Sierra Leone - Ebola - 2015
Schneefall, winterlich, 2°C
Heute fand in der THW Leitung in Bonn die Ebola Unterweisung statt. Zusammen mit ein paar weiteren Kameraden auf meinen Nachbar Ortsverbänden sind wir mit dem MTW nach Bonn gefahren. Zum Glück hat es bei mir noch mit der Teilnahme geklappt. Denn im Vorfeld kam es zu ein paar Missverständnissen, was meine Einladung anging. Aufstehen war für heute schon um 5 Uhr angesagt. Mit dem Fahrrad ging es nach dem Frühstück in den Ortsverband. Auf den Straßen lag an diesem Morgen mehr Streusalz, als Schnee und ein bisschen tat mir mein Rad schon leid, dass ich bei dem Wetter damit unterwegs bin. Um 7Uhr kam dann der MTW mit den Kameraden. Die Fahrt verlief trotz Schneefall ohne Probleme, so dass wir recht entspannt in Bonn ankamen. Die Schulung in Bonn war wirklich sehr interessant. Insbesondere der Beitrag des Robert-Koch-Instituts. Hierin drehte sich wirklich alles um das Thema Ebola. Alles wurde sehr genau erklärt. Fragen wurden gründlich beantwortet, so dass ich am Ende des Vortrages ziemlich gut aufgeklärt war über die möglichen Risiken und Möglichkeiten zum Schutz vor Ebola.
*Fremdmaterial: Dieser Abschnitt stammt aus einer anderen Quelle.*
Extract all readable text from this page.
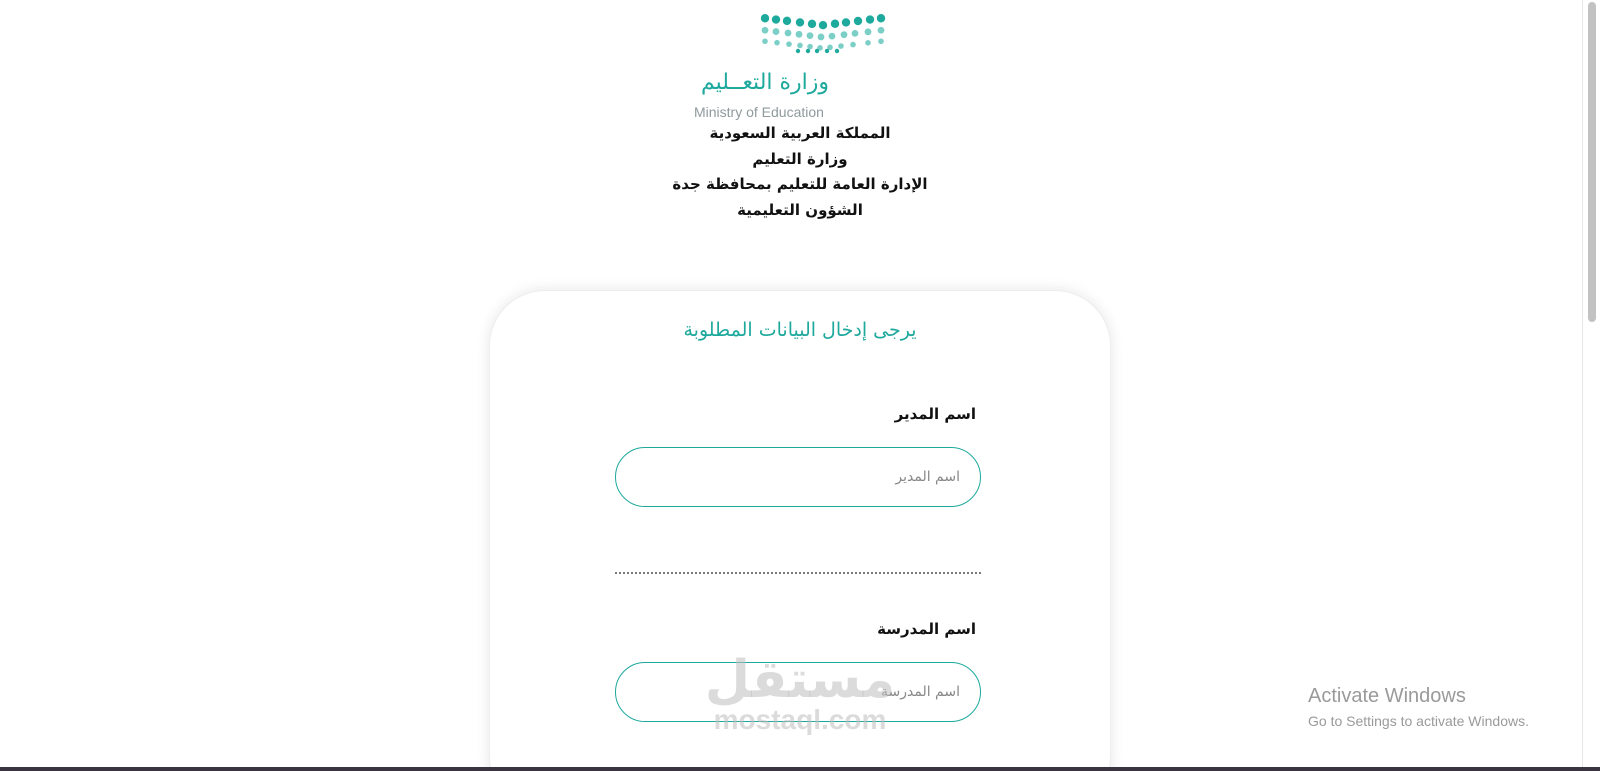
وزارة التعــليم
Ministry of Education
المملكة العربية السعودية
وزارة التعليم
الإدارة العامة للتعليم بمحافظة جدة
الشؤون التعليمية
يرجى إدخال البيانات المطلوبة
اسم المدير
اسم المدير
اسم المدرسة
اسم المدرسة
مستقل
mostaql.com
Activate Windows
Go to Settings to activate Windows.
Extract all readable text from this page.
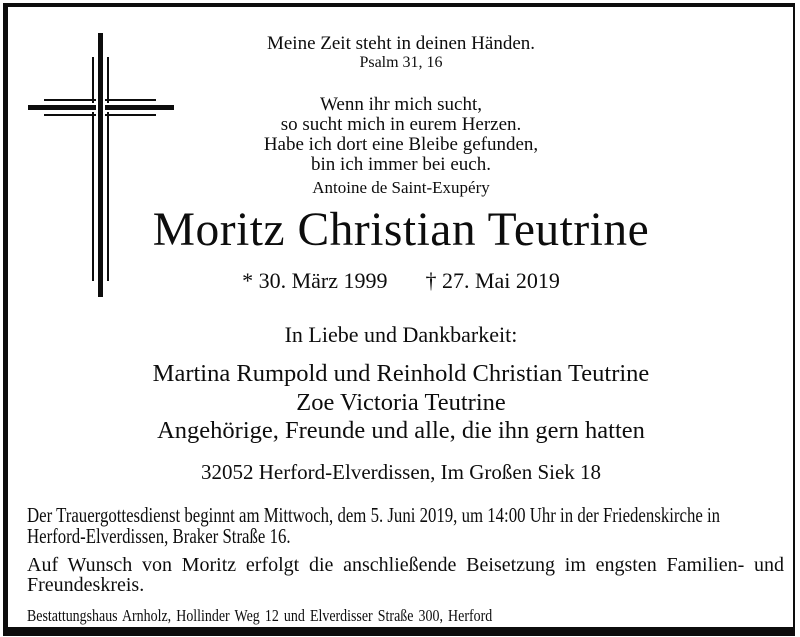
Meine Zeit steht in deinen Händen.
Psalm 31, 16
Wenn ihr mich sucht,
so sucht mich in eurem Herzen.
Habe ich dort eine Bleibe gefunden,
bin ich immer bei euch.
Antoine de Saint-Exupéry
Moritz Christian Teutrine
* 30. März 1999 † 27. Mai 2019
In Liebe und Dankbarkeit:
Martina Rumpold und Reinhold Christian Teutrine
Zoe Victoria Teutrine
Angehörige, Freunde und alle, die ihn gern hatten
32052 Herford-Elverdissen, Im Großen Siek 18
Der Trauergottesdienst beginnt am Mittwoch, dem 5. Juni 2019, um 14:00 Uhr in der Friedenskirche in
Herford-Elverdissen, Braker Straße 16.
Auf Wunsch von Moritz erfolgt die anschließende Beisetzung im engsten Familien- und
Freundeskreis.
Bestattungshaus Arnholz, Hollinder Weg 12 und Elverdisser Straße 300, Herford
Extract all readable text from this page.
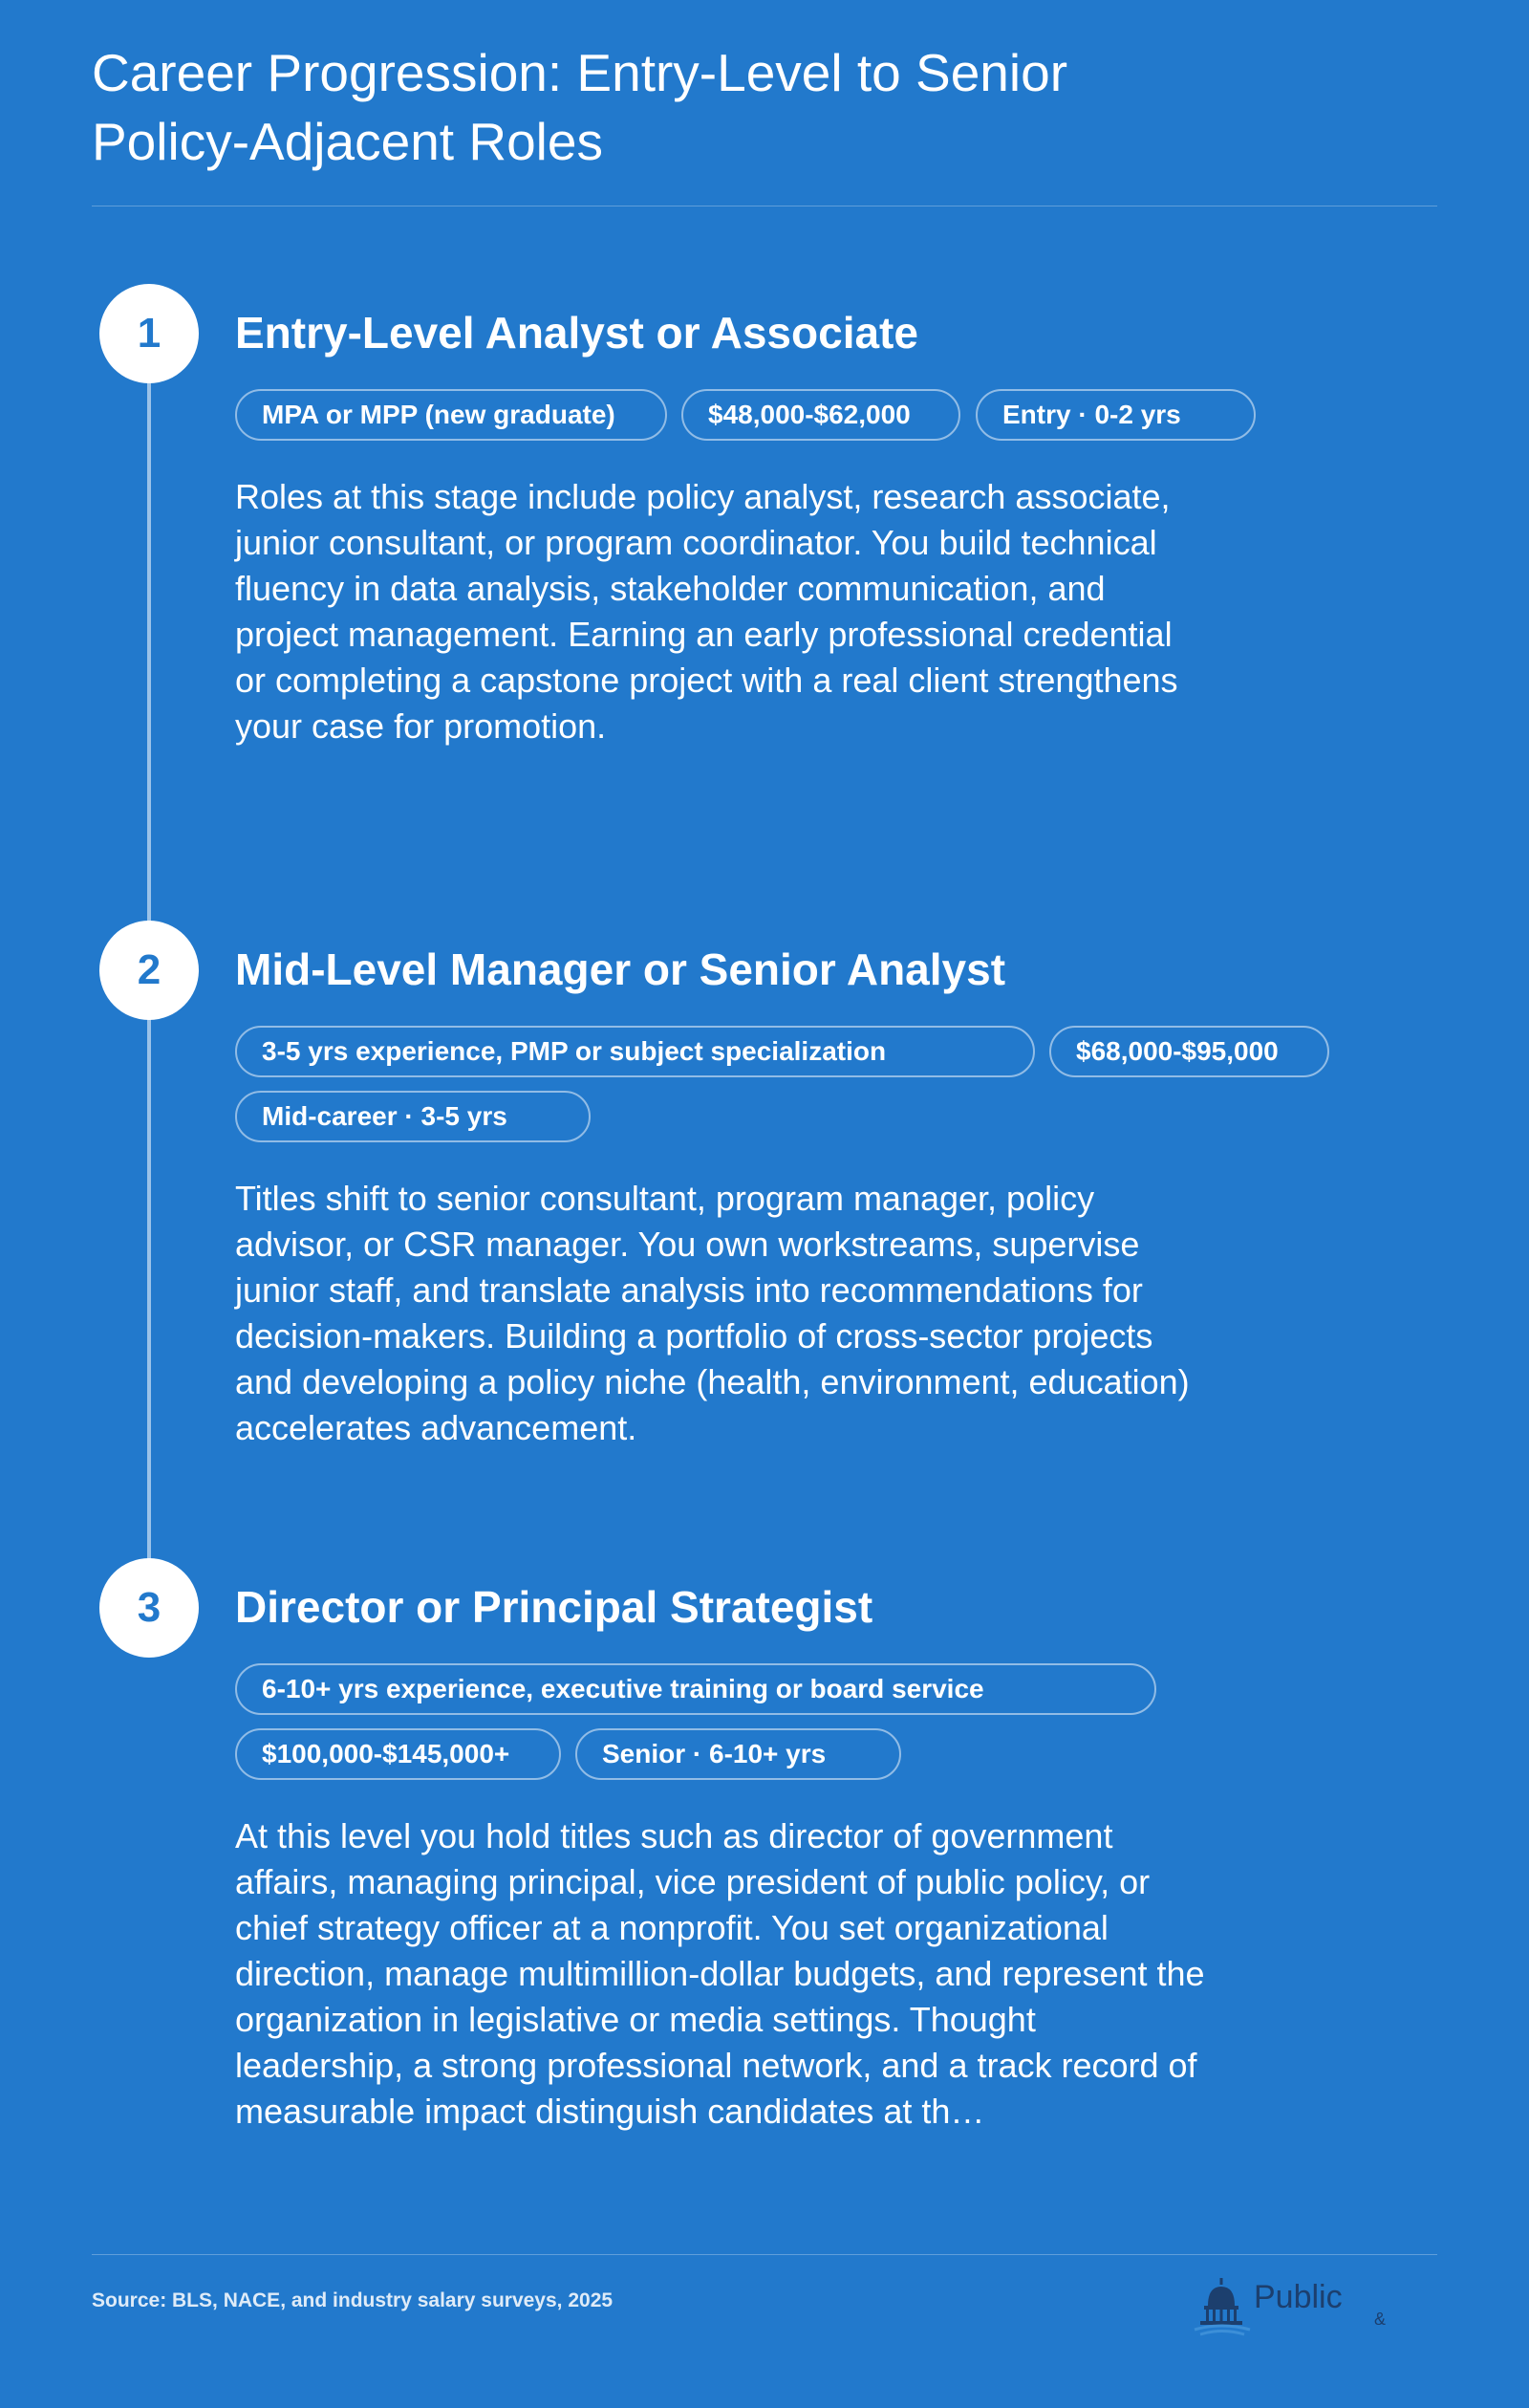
Career Progression: Entry-Level to Senior Policy-Adjacent Roles
1	Entry-Level Analyst or Associate
MPA or MPP (new graduate)	$48,000-$62,000	Entry · 0-2 yrs

Roles at this stage include policy analyst, research associate, junior consultant, or program coordinator. You build technical fluency in data analysis, stakeholder communication, and project management. Earning an early professional credential or completing a capstone project with a real client strengthens your case for promotion.

2	Mid-Level Manager or Senior Analyst
3-5 yrs experience, PMP or subject specialization	$68,000-$95,000
Mid-career · 3-5 yrs

Titles shift to senior consultant, program manager, policy advisor, or CSR manager. You own workstreams, supervise junior staff, and translate analysis into recommendations for decision-makers. Building a portfolio of cross-sector projects and developing a policy niche (health, environment, education) accelerates advancement.

3	Director or Principal Strategist
6-10+ yrs experience, executive training or board service
$100,000-$145,000+	Senior · 6-10+ yrs

At this level you hold titles such as director of government affairs, managing principal, vice president of public policy, or chief strategy officer at a nonprofit. You set organizational direction, manage multimillion-dollar budgets, and represent the organization in legislative or media settings. Thought leadership, a strong professional network, and a track record of measurable impact distinguish candidates at th…

Source: BLS, NACE, and industry salary surveys, 2025	Public
&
Mir hat das sehr viel geholfen. Ich hatte in den vergangenen Wochen schon sehr viel im Internet über das Thema Ebola gelesen. Der Vortrag des Experten bestätigte in vielen Fällen die Dinge, die ich schon wusste. Für mich ein gutes Gefühl zu wissen, dass ich die Thematik richtig verstanden habe. Ein Einsatz-Nachsorge-Team hat seine Arbeit ebenfalls vorgestellt, so dass man sicher sein konnte, dass die eigenen Angehörigen im Falles eines Unfalls oder einer Erkrankung vor den richtigen Leute mit den richtigen Informationen versorgt werden. Denn nichts finde ich schlimmer, als wenn sich irgendwelche Halbwahrheiten und Gerüchte verbreiten, in denen die Lage meist völlig überdramatisiert wird. Nach einer Darstellung der An- und Abreiseformalitäten ergab sich noch die Möglichkeit die Einsatz-Zentrale der THW Leitung zu besuchen. Und dort hin dann auch tatsächlich eine kleine Magnettafel mit meinem Namen drauf. Das Datum für An- und Abreise war auch schon darauf vermerkt. Spätestens hier war mir dann wirklich klar, dass dies nicht nur eine Übung ist.
Sonnig, frühlingshaft, 14°C
Nachdem ich gestern beim Packen meiner großen Alu-Kiste beinahe verzweifelt wäre, ist heute Morgen nochmal ausschlafen angesagt. Naja, so wirklich ausschlafen war dann doch nicht möglich, denn ein paar Dinge waren schon noch zu erledigen vor der Abreise.Nach dem ausführlichen Frühstück mit meiner Mutter sorge ich erst einmal für Ordnung in der Wohnung. Mit zahlreichen Kleinigkeiten die eher unnötig als dringend notwendig sind, verbringe den Vormittag. Die Sonne scheint draußen sehr frühlingshaft und eigentlich wäre mir heute eher nach einer schönen Radtour zu mute. Aber dafür reicht die Zeit natürlich nicht mehr. Aber immerhin noch einen Abstecher in den Weinberg kann ich machen. Dort sammle ich die abgeschnittenen Äste von Apfelbäumen zusammen und bringe sie zur Sammelstelle. Die milde Frühlingsluft tut gut! Gegen 16:30Uhr holt mich ein Kamerad ab und bringt mich mit samt meinem Gepäck zum Bahnhof in Leonberg. Mit einer Kameradin, die in Stuttgart zu mir stößt und die zusammen mit mir nach Sierra Leone reisen wird, fahren wir nach Bonn. Im „Wilden Schwein“ übernachten wir und sind schon sehr gespannt auf den folgenden Tag. Der wird nochmals gefüllt sein mit vielen aktuellen Informationen zum Einsatz in Sierra Leone.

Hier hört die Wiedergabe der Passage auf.